五十四生目 色灰
共和国と共和国冒険者ギルドは対立していた。
そのせいでかなり苦労をしているらしく……
フリーに動ける私達が重要だったと。
それなのに国認の認可書をもらえるあたりかなり苦労していそう。
そして……向こうも一枚岩ではないと。
「それで、本題なのですが……魔王の力が秘められた剣、宝石剣はどこへ?」
「それが……少し難しいことになっていまして。元々は歴史的に最初、政府の兵が持ち帰り奉納をしたのですが、朱竜様に焼かれ消失、その後冒険者が得て使っていたのですが引退と共に売られ、しかも売られた街が焼失、そうこう繰り返している間についには……」
「……完全にわからなくなってしまったと」
「お恥ずかしながら。しかも国は、最初に国の物になってその後冒険者が盗掘したのだから、今も我々が隠蔽していると思っているようで……あったら苦労しないのに……」
彼のため息からして苦労がうかがえる……
政府は政府で苦戦していそうだしなんというか……危ういバランスで保っているんだな……

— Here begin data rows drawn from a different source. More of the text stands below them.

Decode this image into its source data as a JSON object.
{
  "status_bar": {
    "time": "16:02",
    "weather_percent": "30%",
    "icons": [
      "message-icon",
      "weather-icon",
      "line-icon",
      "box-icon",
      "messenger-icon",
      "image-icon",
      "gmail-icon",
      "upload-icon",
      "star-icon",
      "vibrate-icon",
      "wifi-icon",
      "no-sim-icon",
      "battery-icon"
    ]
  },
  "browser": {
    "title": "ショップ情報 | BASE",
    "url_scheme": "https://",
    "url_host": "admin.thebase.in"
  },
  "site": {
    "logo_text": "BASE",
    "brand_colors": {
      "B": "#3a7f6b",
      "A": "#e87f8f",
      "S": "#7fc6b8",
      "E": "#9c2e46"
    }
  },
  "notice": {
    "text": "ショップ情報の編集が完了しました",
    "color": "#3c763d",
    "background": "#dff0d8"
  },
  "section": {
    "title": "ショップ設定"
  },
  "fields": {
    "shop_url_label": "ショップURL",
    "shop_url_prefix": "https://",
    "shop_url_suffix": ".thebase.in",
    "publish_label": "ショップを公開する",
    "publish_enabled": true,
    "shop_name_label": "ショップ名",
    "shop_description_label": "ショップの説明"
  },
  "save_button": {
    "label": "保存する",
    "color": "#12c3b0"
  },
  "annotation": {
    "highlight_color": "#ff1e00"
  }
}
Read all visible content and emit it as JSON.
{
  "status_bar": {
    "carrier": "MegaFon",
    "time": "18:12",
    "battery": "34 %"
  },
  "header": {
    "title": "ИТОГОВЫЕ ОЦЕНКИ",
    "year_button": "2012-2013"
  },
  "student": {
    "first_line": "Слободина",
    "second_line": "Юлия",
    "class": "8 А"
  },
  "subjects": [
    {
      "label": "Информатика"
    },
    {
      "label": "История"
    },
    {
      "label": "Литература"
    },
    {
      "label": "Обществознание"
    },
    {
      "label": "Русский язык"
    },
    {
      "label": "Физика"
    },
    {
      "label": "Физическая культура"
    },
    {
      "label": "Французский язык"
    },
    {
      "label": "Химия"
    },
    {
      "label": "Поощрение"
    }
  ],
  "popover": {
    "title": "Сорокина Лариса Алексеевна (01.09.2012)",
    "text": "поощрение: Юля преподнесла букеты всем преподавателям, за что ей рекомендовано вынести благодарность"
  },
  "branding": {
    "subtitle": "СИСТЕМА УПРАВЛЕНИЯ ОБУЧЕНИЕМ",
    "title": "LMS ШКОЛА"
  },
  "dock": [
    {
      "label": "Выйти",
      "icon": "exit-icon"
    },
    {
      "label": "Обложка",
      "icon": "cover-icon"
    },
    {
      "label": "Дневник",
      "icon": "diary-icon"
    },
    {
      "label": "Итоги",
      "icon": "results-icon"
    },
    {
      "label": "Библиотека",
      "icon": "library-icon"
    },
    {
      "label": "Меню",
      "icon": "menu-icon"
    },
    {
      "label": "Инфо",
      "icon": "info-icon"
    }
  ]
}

とりあえず宝石剣の情報から集める必要はあるのがわかった。
「えと、つぎに、カエリラスなんですが……」
「うん……言いたいことはわかります……あと、こちらではピヤアと呼ばれています。その……彼らは敵です、敵なのですが……政府についています」
「えっ、なんで!?」
こちらも動きがにぶっているんだろうなとは思っていた。
ただ答えが斜め上すぎた。
「いや、さすがに……さすがに、相手はあのカエリラス……じゃなくてピヤアですよ? あの魔王を復活させ、世界を地獄へと変えようとした……!」
「確かに……とてもわかります。しかしピヤアと政府はなんらかの利害関係を結んでいるのか、何度も同時行動が見られています。さらに探ろうとこちらも密偵を送ってはいるのですが……何も掴めないか、数日後頼んだ人の身体だけが帰ってきます」
なるほど……殺すほどの手にも出てくると。
そうなると行ってくれる相手は激減する。
それも手こずる原因だろう。
「はぁ……かなりキツイ事態ですね……政府ならともかくピヤア相手ではかなり話が変わりますから」
「ええ。こちらも慎重にならざるを得なくて……あと、共和国はまだまだ多くの問題を抱えた土地です。依頼自体も跡をたたないので、そちらも……」
「ええ、土地に慣れたいですし、通常の依頼や新たな迷宮探索は私も望むところです」
結構私が活動すると相手の悪だくみにも引っかかるしね……
まあ私が選ぶ依頼は結構元から怪しいから見てきてみたいなの多いし。
環境異変するところにカエリラス……もといピヤアありだしね。
「とりあえず、こちらでも宝石剣探索依頼やピヤアに関する依頼も出しています。幸いなことに冒険者たちは活発ですから、近いうちに何か渡せるかと」
「はい、それはありがたいです!」
「それと……よその国の方だから多分知らないと思って話すのですが、灰の種類についてです」
灰の……種類?
さすがに私もよくわからないな。
確かに黒かったり赤かったりとはみたがそれに何か関連するのかな。
「何か、色が違うのは見ましたが……」
「それですね。おそらく見たというのは赤灰でしょう」
確かに街の外側でたくさん積まれていたのは赤灰だ。
そして私の頭に降ってきていたのは黒かった。
「あの灰たちって、何か違いが……?」
「ええ。朱の大地で灰は信仰的にも消費的にも非常に重要で、あれがなければ我々は生きてはいけないほどなんです。ぜひ覚えていてほしいので、順に説明しますね」
「そこまで……」
なんというかかなり大事らしい。
彼はサンプル小瓶を5種類を取り出し並べる。
「まずはこちら……白灰ですね。これはハズレで、朱の大地ならばどこでも取れ、含有しているエネルギー量も少ない灰ですね」
白灰と呼ばれたものはいわゆるよくみる灰だった。
私の上にふってきたものもこれかな。
触ると黒っぽくなってしまうやつ。
「そしてこちらが黒灰。こちらは含むエネルギー量が多く、畑など地面に混ぜれば良ーい野菜が出来る!」
黒灰もなんとなく良く見る気がする。
ただ確かにこうやって集めたときに私の目や鼻をとおして見ればエネルギーで光を感じられる。
これを肥料にするの贅沢だなあ。
「そしてここからが大事で、赤灰は我々の建造物を作るのに使う、特殊な特質を持っているのです。場所が固まって発見されやすく、そこが新たな街となります。見つけたらどんどん報告してくださいねー」
なるほどあの街の外に積まれていた灰だ!
含まれてるエネルギー量は黒灰ほどではないが確かによく見るとエネルギーの質が偏っている気がする……
これが建物のガラスレンガブロックになるのか。